大きく勝つことよりも負けないことが大切である、と考えることが多くなってきました。

負けないこと、イコール、負けない投資。

負けない投資家になるにはどうすればよいのでしょうか。

ある一定規模以上の水準まで投資資産を増やした投資家の大多数は、増やした資産の大部分をひとつの投資手法から得ているもの。

かっこよくいえば、ひとつの投資手法を”極めた”ことで資産を大きく増やすことができた。別の言い方をすれば、たまたま採用していたひとつの投資手法がそのときの株式市場の時流に乗っていたおかげで資産を大きく増やすことができた。

けれども、そのひとつだけの投資手法で未来永劫、株式市場で勝ち続けられるのでしょうか。株式市場は常に変わり続けるものであり、株式市場に参入する投資家を取り巻く環境も変わり続けています。

短期間で資産を大きく増やした投資家が、その後に株式市場から退場する原因は、株式市場や投資家を取り巻く環境が変わっているにもかかわらず、これまでどおりひとつだけの投資手法に固執し続けたからかもしれません。

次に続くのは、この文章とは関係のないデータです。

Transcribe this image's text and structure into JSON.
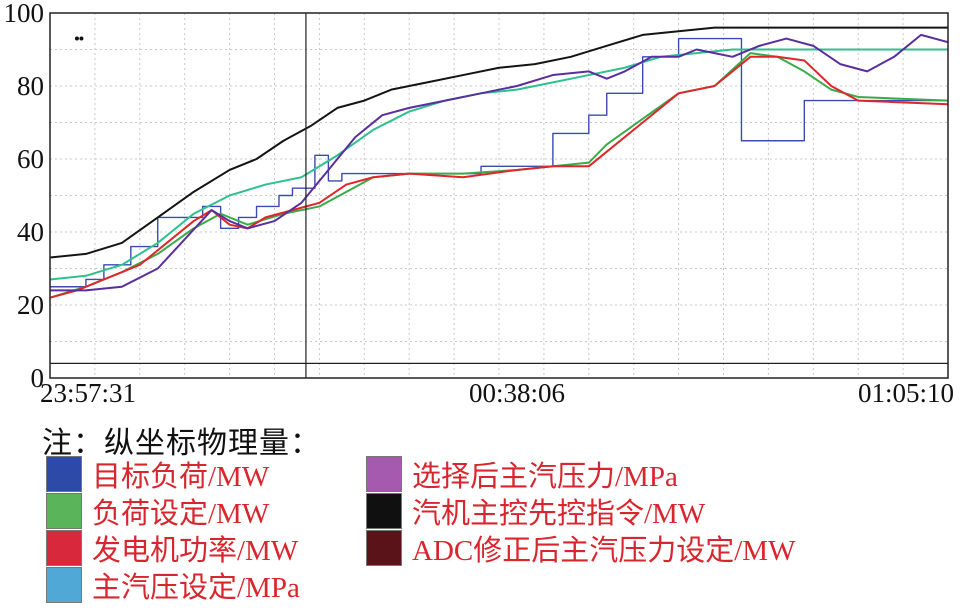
{
  "chart_data": {
    "type": "line",
    "xlabel": "",
    "ylabel": "",
    "ylim": [
      0,
      100
    ],
    "yticks": [
      0,
      20,
      40,
      60,
      80,
      100
    ],
    "y_tick_labels": [
      "0",
      "20",
      "40",
      "60",
      "80",
      "100"
    ],
    "x_tick_labels": [
      "23:57:31",
      "00:38:06",
      "01:05:10"
    ],
    "grid": true,
    "series": [
      {
        "name": "目标负荷/MW",
        "color": "#3a4bb0",
        "step": true,
        "x": [
          0,
          0.04,
          0.06,
          0.09,
          0.12,
          0.15,
          0.17,
          0.19,
          0.21,
          0.23,
          0.255,
          0.27,
          0.295,
          0.31,
          0.325,
          0.36,
          0.395,
          0.44,
          0.48,
          0.52,
          0.56,
          0.6,
          0.62,
          0.64,
          0.66,
          0.7,
          0.74,
          0.77,
          0.8,
          0.84,
          0.88,
          1.0
        ],
        "values": [
          25,
          27,
          31,
          36,
          44,
          44,
          47,
          41,
          44,
          47,
          50,
          52,
          61,
          54,
          56,
          56,
          56,
          56,
          58,
          58,
          67,
          72,
          78,
          78,
          88,
          93,
          93,
          65,
          65,
          76,
          76,
          76
        ]
      },
      {
        "name": "负荷设定/MW",
        "color": "#3aaa4a",
        "x": [
          0,
          0.04,
          0.08,
          0.12,
          0.16,
          0.19,
          0.22,
          0.26,
          0.3,
          0.33,
          0.36,
          0.4,
          0.46,
          0.52,
          0.56,
          0.6,
          0.62,
          0.66,
          0.7,
          0.74,
          0.78,
          0.81,
          0.84,
          0.87,
          0.9,
          1.0
        ],
        "values": [
          22,
          25,
          29,
          34,
          41,
          45,
          42,
          45,
          47,
          51,
          55,
          56,
          56,
          57,
          58,
          59,
          64,
          71,
          78,
          80,
          89,
          88,
          84,
          79,
          77,
          76
        ]
      },
      {
        "name": "发电机功率/MW",
        "color": "#e0262a",
        "x": [
          0,
          0.03,
          0.06,
          0.1,
          0.13,
          0.16,
          0.18,
          0.2,
          0.22,
          0.24,
          0.27,
          0.3,
          0.33,
          0.36,
          0.4,
          0.46,
          0.52,
          0.56,
          0.6,
          0.62,
          0.66,
          0.7,
          0.74,
          0.78,
          0.81,
          0.84,
          0.87,
          0.9,
          1.0
        ],
        "values": [
          22,
          24,
          27,
          31,
          37,
          43,
          46,
          42,
          41,
          44,
          46,
          48,
          53,
          55,
          56,
          55,
          57,
          58,
          58,
          62,
          70,
          78,
          80,
          88,
          88,
          87,
          80,
          76,
          75
        ]
      },
      {
        "name": "主汽压设定/MPa",
        "color": "#2ec08e",
        "x": [
          0,
          0.04,
          0.08,
          0.12,
          0.16,
          0.2,
          0.24,
          0.28,
          0.32,
          0.36,
          0.4,
          0.44,
          0.48,
          0.52,
          0.56,
          0.6,
          0.64,
          0.68,
          0.72,
          0.76,
          0.8,
          0.84,
          1.0
        ],
        "values": [
          27,
          28,
          31,
          37,
          45,
          50,
          53,
          55,
          61,
          68,
          73,
          76,
          78,
          79,
          81,
          83,
          85,
          88,
          89,
          90,
          90,
          90,
          90
        ]
      },
      {
        "name": "选择后主汽压力/MPa",
        "color": "#5a2e9e",
        "x": [
          0,
          0.04,
          0.08,
          0.12,
          0.15,
          0.18,
          0.2,
          0.22,
          0.25,
          0.28,
          0.31,
          0.34,
          0.37,
          0.4,
          0.44,
          0.48,
          0.52,
          0.56,
          0.6,
          0.62,
          0.64,
          0.67,
          0.7,
          0.72,
          0.74,
          0.76,
          0.79,
          0.82,
          0.85,
          0.88,
          0.91,
          0.94,
          0.97,
          1.0
        ],
        "values": [
          24,
          24,
          25,
          30,
          38,
          46,
          43,
          41,
          43,
          48,
          57,
          66,
          72,
          74,
          76,
          78,
          80,
          83,
          84,
          82,
          84,
          88,
          88,
          90,
          89,
          88,
          91,
          93,
          91,
          86,
          84,
          88,
          94,
          92
        ]
      },
      {
        "name": "汽机主控先控指令/MW",
        "color": "#141414",
        "x": [
          0,
          0.04,
          0.08,
          0.12,
          0.16,
          0.2,
          0.23,
          0.26,
          0.29,
          0.32,
          0.35,
          0.38,
          0.42,
          0.46,
          0.5,
          0.54,
          0.58,
          0.62,
          0.66,
          0.7,
          0.74,
          0.78,
          1.0
        ],
        "values": [
          33,
          34,
          37,
          44,
          51,
          57,
          60,
          65,
          69,
          74,
          76,
          79,
          81,
          83,
          85,
          86,
          88,
          91,
          94,
          95,
          96,
          96,
          96
        ]
      },
      {
        "name": "ADC修正后主汽压力设定/MW",
        "color": "#4a1418",
        "x": [
          0,
          1.0
        ],
        "values": [
          null,
          null
        ]
      }
    ],
    "legend": {
      "placement": "below",
      "swatches": [
        {
          "name": "目标负荷/MW",
          "color": "#2d4aa8"
        },
        {
          "name": "选择后主汽压力/MPa",
          "color": "#a55ab0"
        },
        {
          "name": "负荷设定/MW",
          "color": "#5ab45a"
        },
        {
          "name": "汽机主控先控指令/MW",
          "color": "#101010"
        },
        {
          "name": "发电机功率/MW",
          "color": "#d8283c"
        },
        {
          "name": "ADC修正后主汽压力设定/MW",
          "color": "#5a1419"
        },
        {
          "name": "主汽压设定/MPa",
          "color": "#4fa8d6"
        }
      ]
    },
    "annotations": {
      "horizontal_line_value": 4,
      "vertical_cursor_x": 0.285
    }
  },
  "note": "注：纵坐标物理量："
}
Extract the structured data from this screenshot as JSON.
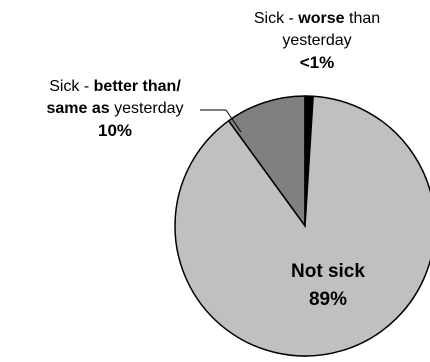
{
  "chart_data": {
    "type": "pie",
    "slices": [
      {
        "label": "Not sick",
        "value": 89,
        "display": "89%",
        "color": "#c0c0c0"
      },
      {
        "label": "Sick - better than/ same as yesterday",
        "value": 10,
        "display": "10%",
        "color": "#808080"
      },
      {
        "label": "Sick - worse than yesterday",
        "value": 1,
        "display": "<1%",
        "color": "#000000"
      }
    ],
    "labels": {
      "worse": {
        "prefix": "Sick - ",
        "bold": "worse",
        "suffix": " than",
        "line2": "yesterday",
        "value": "<1%"
      },
      "better": {
        "prefix": "Sick - ",
        "bold1": "better than/",
        "bold2": "same as",
        "suffix": " yesterday",
        "value": "10%"
      },
      "notsick": {
        "name": "Not sick",
        "value": "89%"
      }
    }
  }
}
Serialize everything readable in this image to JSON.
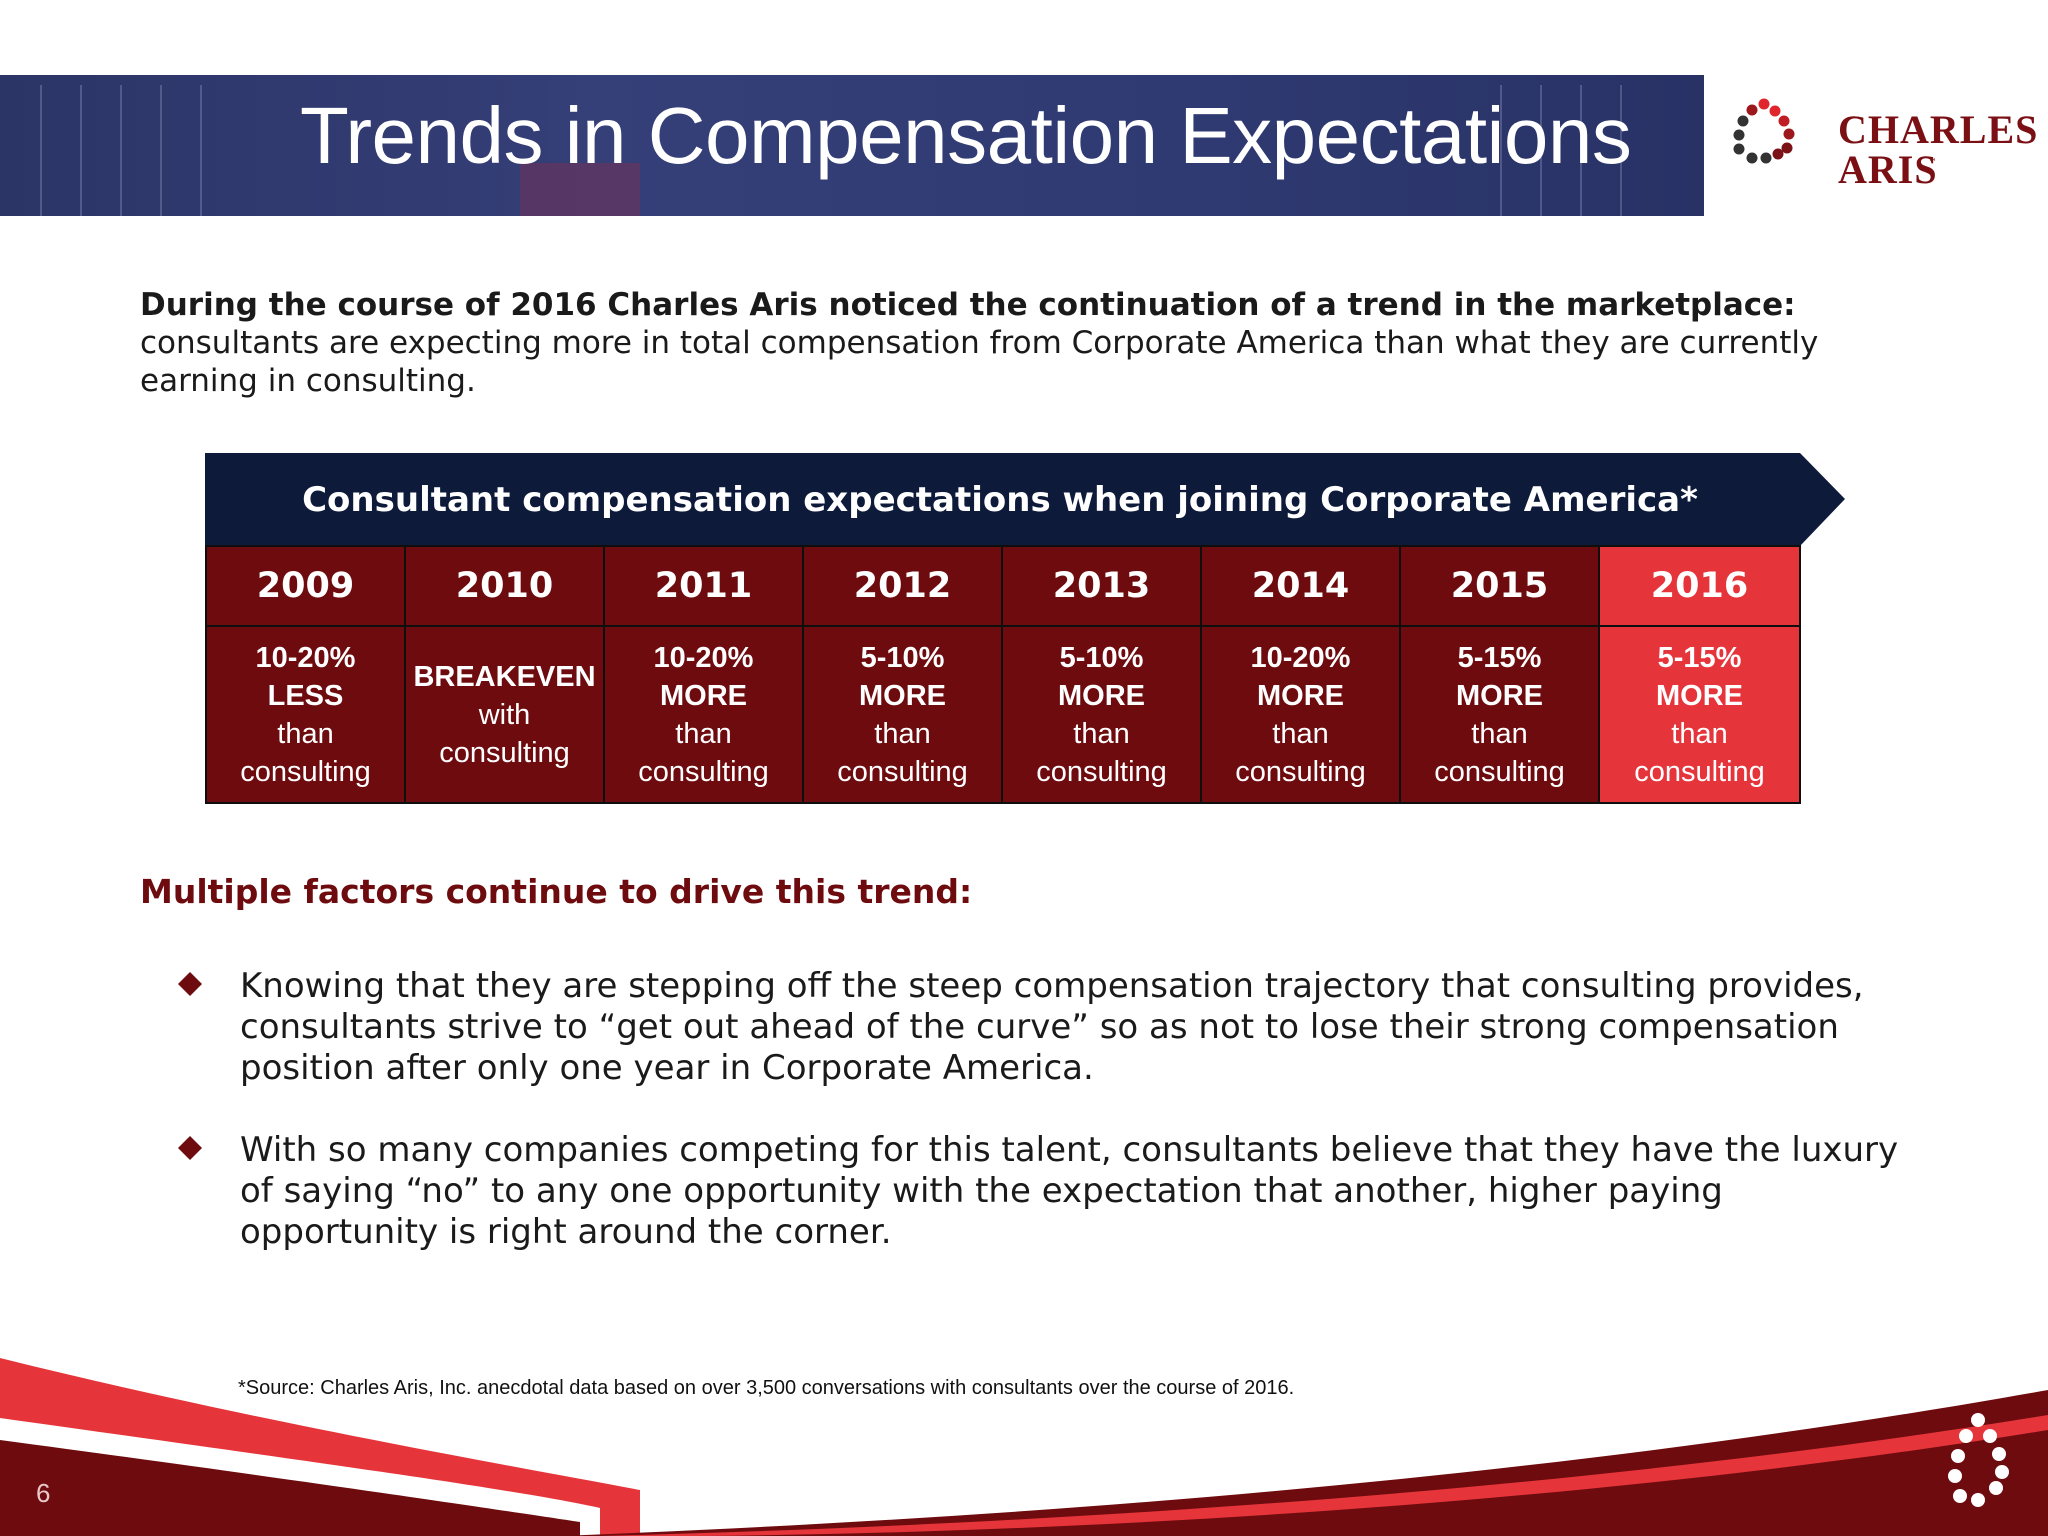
{
  "header": {
    "title": "Trends in Compensation Expectations",
    "logo": {
      "line1": "CHARLES",
      "line2": "ARIS",
      "tm": "™"
    }
  },
  "intro": {
    "bold": "During the course of 2016 Charles Aris noticed the continuation of a trend in the marketplace:",
    "text": "consultants are expecting more in total compensation from Corporate America than what they are currently earning in consulting."
  },
  "table": {
    "banner": "Consultant compensation expectations when joining Corporate America*",
    "columns": [
      {
        "year": "2009",
        "amount": "10-20%",
        "direction": "LESS",
        "prep": "than",
        "ref": "consulting",
        "highlight": false
      },
      {
        "year": "2010",
        "amount": "",
        "direction": "BREAKEVEN",
        "prep": "with",
        "ref": "consulting",
        "highlight": false
      },
      {
        "year": "2011",
        "amount": "10-20%",
        "direction": "MORE",
        "prep": "than",
        "ref": "consulting",
        "highlight": false
      },
      {
        "year": "2012",
        "amount": "5-10%",
        "direction": "MORE",
        "prep": "than",
        "ref": "consulting",
        "highlight": false
      },
      {
        "year": "2013",
        "amount": "5-10%",
        "direction": "MORE",
        "prep": "than",
        "ref": "consulting",
        "highlight": false
      },
      {
        "year": "2014",
        "amount": "10-20%",
        "direction": "MORE",
        "prep": "than",
        "ref": "consulting",
        "highlight": false
      },
      {
        "year": "2015",
        "amount": "5-15%",
        "direction": "MORE",
        "prep": "than",
        "ref": "consulting",
        "highlight": false
      },
      {
        "year": "2016",
        "amount": "5-15%",
        "direction": "MORE",
        "prep": "than",
        "ref": "consulting",
        "highlight": true
      }
    ]
  },
  "factors": {
    "heading": "Multiple factors continue to drive this trend:",
    "bullets": [
      "Knowing that they are stepping off the steep compensation trajectory that consulting provides, consultants strive to “get out ahead of the curve” so as not to lose their strong compensation position after only one year in Corporate America.",
      "With so many companies competing for this talent, consultants believe that they have the luxury of saying “no” to any one opportunity with the expectation that another, higher paying opportunity is right around the corner."
    ]
  },
  "footer": {
    "source": "*Source:  Charles Aris, Inc. anecdotal data based on over 3,500 conversations with consultants over the course of 2016.",
    "page_number": "6"
  },
  "colors": {
    "navy": "#0d1a3a",
    "dark_red": "#6e0b0e",
    "highlight_red": "#e5353b"
  }
}
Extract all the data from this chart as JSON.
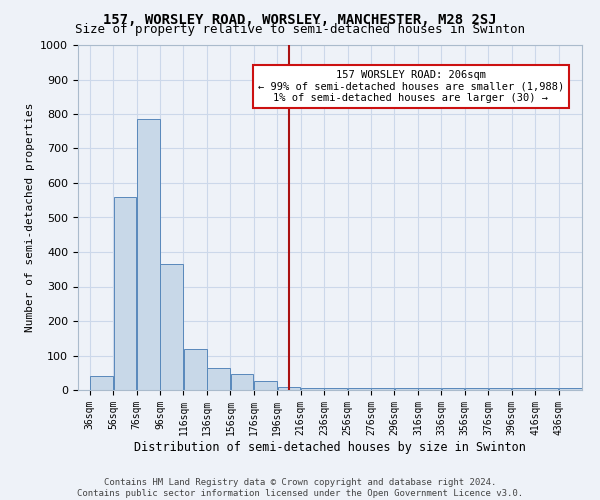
{
  "title": "157, WORSLEY ROAD, WORSLEY, MANCHESTER, M28 2SJ",
  "subtitle": "Size of property relative to semi-detached houses in Swinton",
  "xlabel": "Distribution of semi-detached houses by size in Swinton",
  "ylabel": "Number of semi-detached properties",
  "footer_line1": "Contains HM Land Registry data © Crown copyright and database right 2024.",
  "footer_line2": "Contains public sector information licensed under the Open Government Licence v3.0.",
  "bin_starts": [
    36,
    56,
    76,
    96,
    116,
    136,
    156,
    176,
    196,
    216,
    236,
    256,
    276,
    296,
    316,
    336,
    356,
    376,
    396,
    416,
    436
  ],
  "bin_width": 20,
  "bar_heights": [
    40,
    560,
    785,
    365,
    120,
    65,
    45,
    25,
    10,
    5,
    5,
    5,
    5,
    5,
    5,
    5,
    5,
    5,
    5,
    5,
    5
  ],
  "bar_color": "#c8d8e8",
  "bar_edge_color": "#5888bb",
  "property_size": 206,
  "vline_color": "#aa1111",
  "annotation_box_edge_color": "#cc1111",
  "annotation_line1": "157 WORSLEY ROAD: 206sqm",
  "annotation_line2": "← 99% of semi-detached houses are smaller (1,988)",
  "annotation_line3": "1% of semi-detached houses are larger (30) →",
  "ylim": [
    0,
    1000
  ],
  "yticks": [
    0,
    100,
    200,
    300,
    400,
    500,
    600,
    700,
    800,
    900,
    1000
  ],
  "grid_color": "#ccd8ea",
  "background_color": "#eef2f8",
  "title_fontsize": 10,
  "subtitle_fontsize": 9,
  "ylabel_fontsize": 8,
  "xlabel_fontsize": 8.5,
  "footer_fontsize": 6.5,
  "tick_fontsize": 7
}
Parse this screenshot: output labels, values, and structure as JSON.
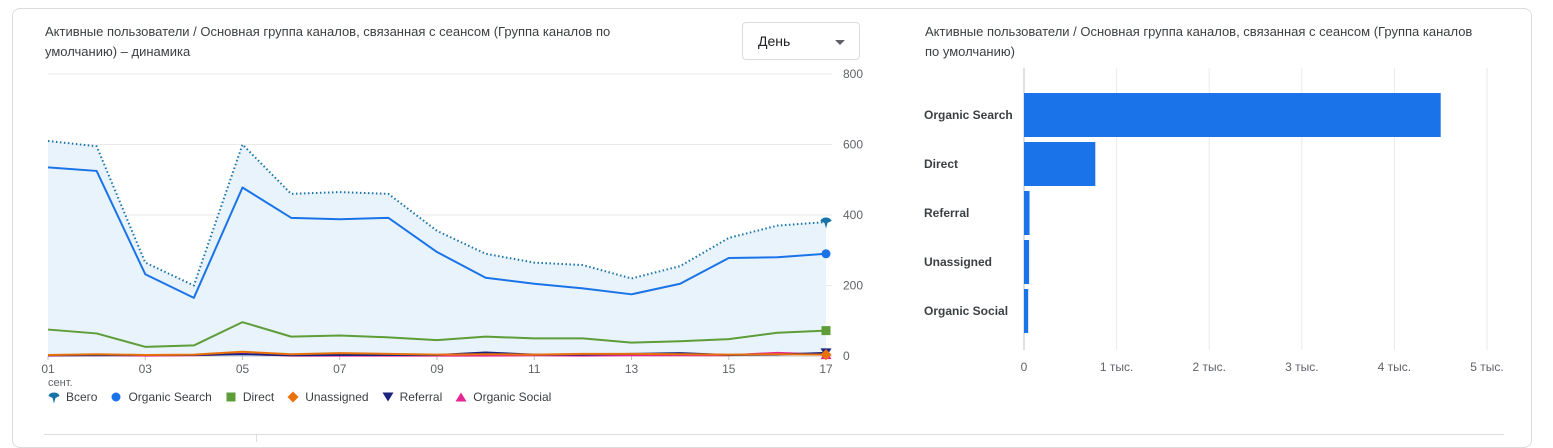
{
  "line_chart": {
    "title": "Активные пользователи / Основная группа каналов, связанная с сеансом (Группа каналов по умолчанию) – динамика",
    "period_select": "День"
  },
  "bar_chart": {
    "title": "Активные пользователи / Основная группа каналов, связанная с сеансом (Группа каналов по умолчанию)"
  },
  "legend": [
    {
      "label": "Всего",
      "color": "#1a73a8",
      "icon": "pin"
    },
    {
      "label": "Organic Search",
      "color": "#1a73e8",
      "icon": "circle"
    },
    {
      "label": "Direct",
      "color": "#5e9d37",
      "icon": "square"
    },
    {
      "label": "Unassigned",
      "color": "#e8710a",
      "icon": "diamond"
    },
    {
      "label": "Referral",
      "color": "#1a237e",
      "icon": "triangle-down"
    },
    {
      "label": "Organic Social",
      "color": "#e52592",
      "icon": "triangle-up"
    }
  ],
  "chart_data": [
    {
      "type": "line",
      "x": [
        "01",
        "02",
        "03",
        "04",
        "05",
        "06",
        "07",
        "08",
        "09",
        "10",
        "11",
        "12",
        "13",
        "14",
        "15",
        "16",
        "17"
      ],
      "x_tick_labels": [
        "01",
        "03",
        "05",
        "07",
        "09",
        "11",
        "13",
        "15",
        "17"
      ],
      "x_sub_label": "сент.",
      "ylim": [
        0,
        800
      ],
      "y_ticks": [
        "800",
        "600",
        "400",
        "200",
        "0"
      ],
      "y_tick_values": [
        800,
        600,
        400,
        200,
        0
      ],
      "grid": true,
      "series": [
        {
          "name": "Всего",
          "color": "#1a73a8",
          "style": "dotted",
          "area": true,
          "values": [
            610,
            595,
            265,
            200,
            600,
            460,
            465,
            460,
            355,
            290,
            265,
            258,
            220,
            255,
            335,
            370,
            380
          ]
        },
        {
          "name": "Organic Search",
          "color": "#1a73e8",
          "style": "solid",
          "values": [
            535,
            525,
            232,
            165,
            478,
            392,
            388,
            392,
            295,
            222,
            205,
            192,
            175,
            205,
            278,
            280,
            290
          ]
        },
        {
          "name": "Direct",
          "color": "#5e9d37",
          "style": "solid",
          "values": [
            75,
            64,
            26,
            30,
            96,
            55,
            58,
            53,
            45,
            55,
            50,
            50,
            38,
            42,
            48,
            66,
            72
          ]
        },
        {
          "name": "Unassigned",
          "color": "#e8710a",
          "style": "solid",
          "values": [
            3,
            5,
            3,
            4,
            12,
            5,
            8,
            6,
            4,
            5,
            4,
            6,
            6,
            5,
            4,
            5,
            4
          ]
        },
        {
          "name": "Referral",
          "color": "#1a237e",
          "style": "solid",
          "values": [
            2,
            2,
            3,
            3,
            5,
            2,
            3,
            3,
            3,
            10,
            4,
            4,
            6,
            8,
            3,
            4,
            9
          ]
        },
        {
          "name": "Organic Social",
          "color": "#e52592",
          "style": "solid",
          "values": [
            1,
            3,
            1,
            2,
            6,
            1,
            1,
            1,
            1,
            1,
            2,
            1,
            2,
            2,
            2,
            9,
            4
          ]
        }
      ]
    },
    {
      "type": "bar",
      "orientation": "horizontal",
      "categories": [
        "Organic Search",
        "Direct",
        "Referral",
        "Unassigned",
        "Organic Social"
      ],
      "values": [
        4500,
        770,
        60,
        55,
        45
      ],
      "xlim": [
        0,
        5000
      ],
      "x_ticks": [
        "0",
        "1 тыс.",
        "2 тыс.",
        "3 тыс.",
        "4 тыс.",
        "5 тыс."
      ],
      "x_tick_values": [
        0,
        1000,
        2000,
        3000,
        4000,
        5000
      ],
      "color": "#1a73e8",
      "grid": true
    }
  ]
}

ここで、個人投資家のあらなみさんの言葉を拝借します。
「すごいやり方で勝てた、というのではなく、相場がやり方に合った動きをしたから勝てたのです。主語は、全部相場なんです。自分ではありません。」

相場が投資手法に合った動きをしたから勝てたのです。
相場が主語であれば、主語にあう述語、つまり、投資手法をどれだけ用意できるかが勝敗を分けます。
したがって、勝率を上げるためには、投資法をできるだけ多く用意すれば良いのです。
優位性がある投資手法の数を増やせば増やすほど株式市場で負けなくなります。

今、あなたは、優位性がある投資手法を何個持っていますか。
ぜひ数えてみてください。

ただ、株式投資で”負けない”=”大勝ちできる”ではありません。
投資資産には限りがあるため、複数の投資手法を採用することによって、資金効率が落ちるからです。
A~Eという5つの投資手法を採用していて、例えば、投資手法Dの投資条件を満たす投資先がない期間は資金の一部を寝かせることになります。
そのため、短期間で大勝ちしたい場合は、投資手法の数は少ないほうがよいでしょう。

大きく勝つことよりも負けないことが大切である、と考えることが多くなってきたこともあってか、最近は、優位性がある投資手法を見つけることが楽しみのひとつとなっています。